Thursday, October 9, 2008

Thursday, October 9, 2008

Thursday, October 9, 2008.

For the last two or three years my wife and I have watched and listened to NBC’s Today show as we get ready to leave for work in the morning. When we first started watching Katie Couric sat at the anchor desk with Matt Lauer. I for one was impressed with the mostly non-biased, professionalism that I saw each morning.
I don’t remember the date but I can tell you why, in my opinion, that professionalism left the Today show. This morning was another example of that. Since Meredith Viera has taken her seat next to Matt Lauer I have seen, on an almost daily basis, the interviews conducted on the Today show become sniping, cynical attacks rather than news pieces.
This morning was just another example of that.
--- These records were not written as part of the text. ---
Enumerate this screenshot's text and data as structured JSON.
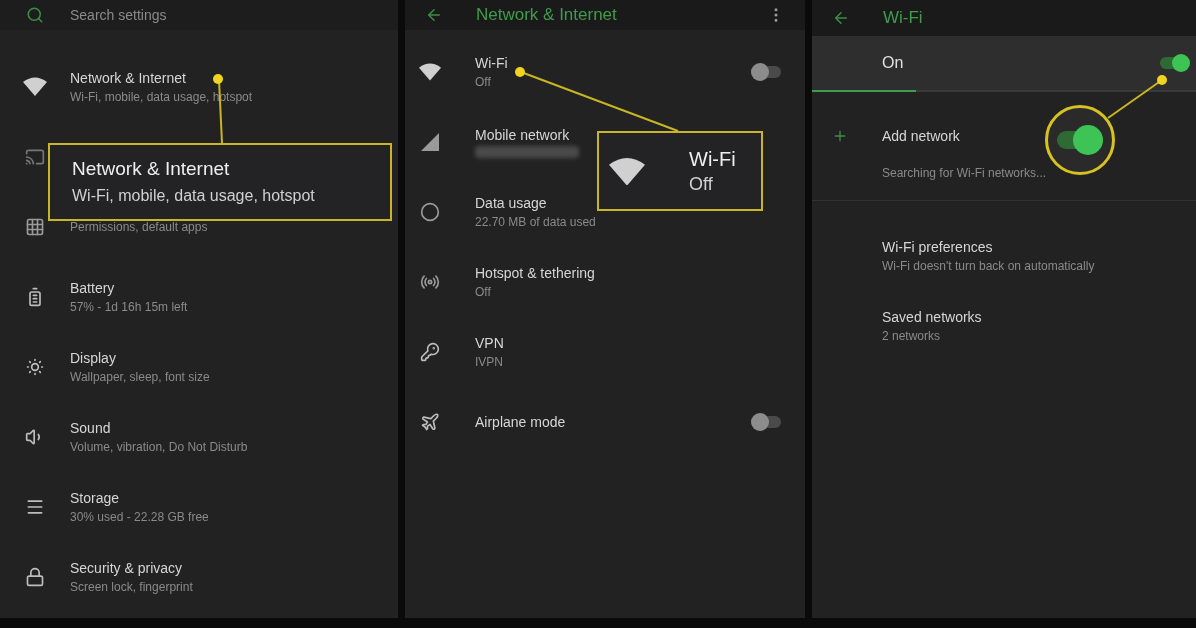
{
  "settings_panel": {
    "search": {
      "placeholder": "Search settings"
    },
    "items": [
      {
        "title": "Network & Internet",
        "subtitle": "Wi-Fi, mobile, data usage, hotspot"
      },
      {
        "kind": "covered"
      },
      {
        "subtitle": "Permissions, default apps"
      },
      {
        "title": "Battery",
        "subtitle": "57% - 1d 16h 15m left"
      },
      {
        "title": "Display",
        "subtitle": "Wallpaper, sleep, font size"
      },
      {
        "title": "Sound",
        "subtitle": "Volume, vibration, Do Not Disturb"
      },
      {
        "title": "Storage",
        "subtitle": "30% used - 22.28 GB free"
      },
      {
        "title": "Security & privacy",
        "subtitle": "Screen lock, fingerprint"
      }
    ]
  },
  "network_panel": {
    "title": "Network & Internet",
    "items": [
      {
        "title": "Wi-Fi",
        "subtitle": "Off",
        "kind": "toggle",
        "on": false
      },
      {
        "title": "Mobile network",
        "kind": "blurred"
      },
      {
        "title": "Data usage",
        "subtitle": "22.70 MB of data used",
        "kind": "plain"
      },
      {
        "title": "Hotspot & tethering",
        "subtitle": "Off",
        "kind": "plain"
      },
      {
        "title": "VPN",
        "subtitle": "IVPN",
        "kind": "plain"
      },
      {
        "title": "Airplane mode",
        "kind": "toggle",
        "on": false
      }
    ]
  },
  "wifi_panel": {
    "title": "Wi-Fi",
    "master": {
      "label": "On",
      "on": true,
      "level": 0.27
    },
    "add_network": "Add network",
    "status": "Searching for Wi-Fi networks...",
    "items": [
      {
        "title": "Wi-Fi preferences",
        "subtitle": "Wi-Fi doesn't turn back on automatically"
      },
      {
        "title": "Saved networks",
        "subtitle": "2 networks"
      }
    ]
  },
  "callouts": [
    {
      "title": "Network & Internet",
      "subtitle": "Wi-Fi, mobile, data usage, hotspot"
    },
    {
      "title": "Wi-Fi",
      "subtitle": "Off"
    },
    {
      "kind": "toggle",
      "on": true
    }
  ]
}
Meredith Viera was interviewing campaign workers from both of the presidential candidates. First, Meredith Viera smiled, almost laughed when she said that there was a technical problem and the woman from McCain’s campaign couldn’t hear what was going on so she would continue with the man from Obama’s campaign. Then, as usual, Meredith Viera interrupted both individuals when they were trying to answer her questions, not with pertinent follow-up questions, but with what she obviously thought were witty remarks.
I am old enough to remember when reporters, journalists, set aside there personal politics and reported fairly without trying to influence the viewer, they reported, supplied information and left the viewer to take that information and make their own informed decision. I’m not naive, I’m not saying that in the past all reporters were always unbiased. But, I get real tired of turning on a news program, be it the "Nightly" news or a "News Magazine" and feeling like I have tuned into a political ad.
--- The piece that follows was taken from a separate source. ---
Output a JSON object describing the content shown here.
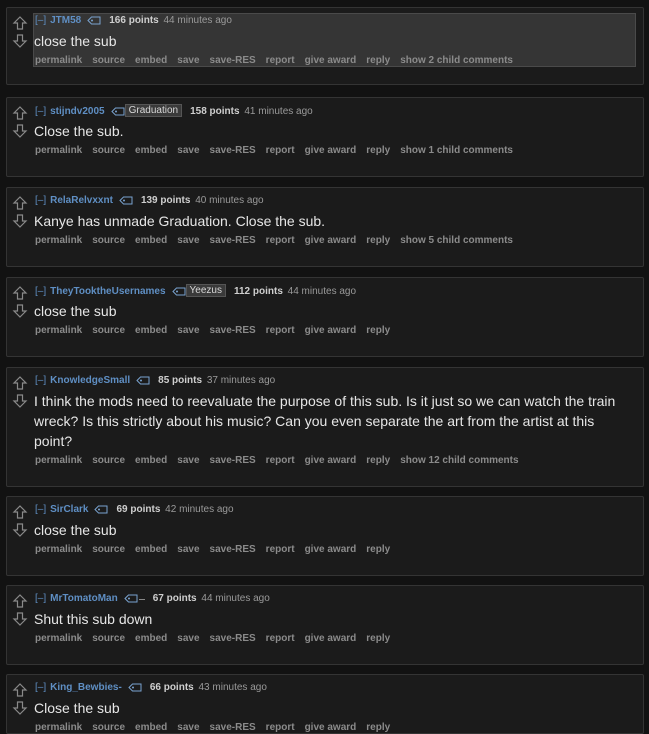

I only single out Meredith Viera because we watch the Today show in our house. I could probably say something similar about the other network morning shows.
The bottom line for me is I would like to see reporter, and interviewers, return to the non-partisan, non-biased ways that I remember. Those qualities are not that far away. I watched Tom Brokaw act as moderator for a recent debate and I don’t recall seeing, or hearing, one remark that I would consider biased.